According to the Centers for Disease Control and Prevention, motor vehicle accidents are among the leading causes of death within the Hispanic and African-American communities, and the lack or improper installation of car seats and less frequent use of seat belts are contributing factors. Studies from the CDC and the National Highway Traffic Safety Administration have found that Hispanic children are three times more likely to die in a motor vehicle crash than Caucasian children; that motor vehicle accidents are the leading cause of death for African Americans under the age of 14 and the second leading cause of death for individuals between the ages of 15 and 34; that failure to use seat belts is the primary cause of accidental injury-related deaths for African Americans of all ages; and that motor vehicle crashes are the leading cause of death for Hispanics between the ages of 1 and 44.
In the greater Cincinnati region, Buckle Up for Life has helped to more than double the number of Hispanic adults and children using seat belts and car seats. The grant will enable the program to expand to Chicago, Denver, and San Antonio.

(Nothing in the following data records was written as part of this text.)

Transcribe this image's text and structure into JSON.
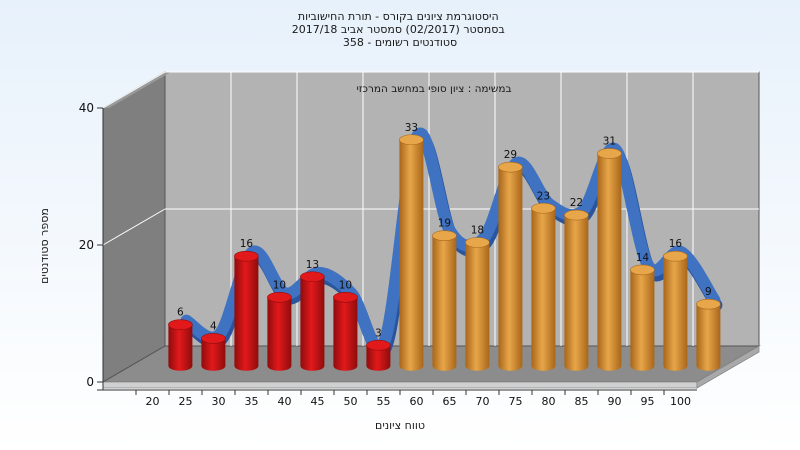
{
  "chart_data": {
    "type": "bar",
    "title_lines": [
      "היסטוגרמת ציונים בקורס - תורת החישוביות",
      "בסמסטר  (02/2017)  סמסטר אביב 2017/18",
      "סטודנטים רשומים - 358"
    ],
    "annotation": "במשימה : ציון סופי במחשב המרכזי",
    "xlabel": "טווח ציונים",
    "ylabel": "מספר סטודנטים",
    "x_ticks": [
      "20",
      "25",
      "30",
      "35",
      "40",
      "45",
      "50",
      "55",
      "60",
      "65",
      "70",
      "75",
      "80",
      "85",
      "90",
      "95",
      "100"
    ],
    "y_ticks": [
      "0",
      "20",
      "40"
    ],
    "ylim": [
      0,
      40
    ],
    "categories": [
      "20",
      "25",
      "30",
      "35",
      "40",
      "45",
      "50",
      "55",
      "60",
      "65",
      "70",
      "75",
      "80",
      "85",
      "90",
      "95",
      "100"
    ],
    "values": [
      6,
      4,
      16,
      10,
      13,
      10,
      3,
      33,
      19,
      18,
      29,
      23,
      22,
      31,
      14,
      16,
      9
    ],
    "fail_threshold": "55",
    "grid": true,
    "legend": "none",
    "colors": {
      "fail_bar": "#e2191b",
      "fail_bar_dark": "#8f0c0c",
      "pass_bar": "#e8a64a",
      "pass_bar_dark": "#a8661a",
      "curve": "#3f73c2",
      "curve_dark": "#2a559e",
      "back_wall": "#b3b3b3",
      "side_wall": "#7f7f7f",
      "floor": "#8c8c8c",
      "background_top": "#e7f1fb",
      "background_bottom": "#ffffff"
    }
  }
}
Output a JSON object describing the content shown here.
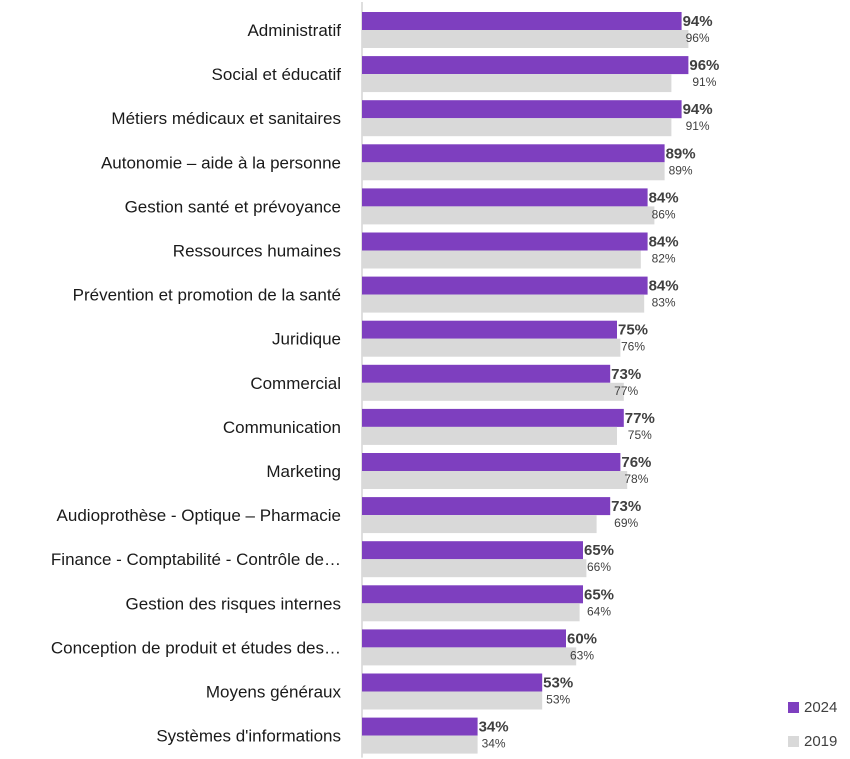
{
  "chart_data": {
    "type": "bar",
    "orientation": "horizontal",
    "categories": [
      "Administratif",
      "Social et éducatif",
      "Métiers médicaux et sanitaires",
      "Autonomie – aide à la personne",
      "Gestion santé et prévoyance",
      "Ressources humaines",
      "Prévention et promotion de la santé",
      "Juridique",
      "Commercial",
      "Communication",
      "Marketing",
      "Audioprothèse - Optique – Pharmacie",
      "Finance - Comptabilité - Contrôle de…",
      "Gestion des risques internes",
      "Conception de produit et études des…",
      "Moyens généraux",
      "Systèmes d'informations"
    ],
    "series": [
      {
        "name": "2024",
        "color": "#7e3fbf",
        "values": [
          94,
          96,
          94,
          89,
          84,
          84,
          84,
          75,
          73,
          77,
          76,
          73,
          65,
          65,
          60,
          53,
          34
        ],
        "labels": [
          "94%",
          "96%",
          "94%",
          "89%",
          "84%",
          "84%",
          "84%",
          "75%",
          "73%",
          "77%",
          "76%",
          "73%",
          "65%",
          "65%",
          "60%",
          "53%",
          "34%"
        ]
      },
      {
        "name": "2019",
        "color": "#d9d9d9",
        "values": [
          96,
          91,
          91,
          89,
          86,
          82,
          83,
          76,
          77,
          75,
          78,
          69,
          66,
          64,
          63,
          53,
          34
        ],
        "labels": [
          "96%",
          "91%",
          "91%",
          "89%",
          "86%",
          "82%",
          "83%",
          "76%",
          "77%",
          "75%",
          "78%",
          "69%",
          "66%",
          "64%",
          "63%",
          "53%",
          "34%"
        ]
      }
    ],
    "xlim": [
      0,
      100
    ],
    "grid": false,
    "legend_position": "bottom-right"
  }
}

"Safety is a critical priority for Toyota," said Patricia Pineda, Toyota's group vice president of national philanthropy. "In addition to enhancing the safety of our own vehicles, we are dedicated to supporting education programs that help protect drivers and passengers at every stage of life. Buckle Up for Life has proven to be a successful and sustainable model for meeting the pressing needs of the community, and Toyota is proud to support its expansion around the country."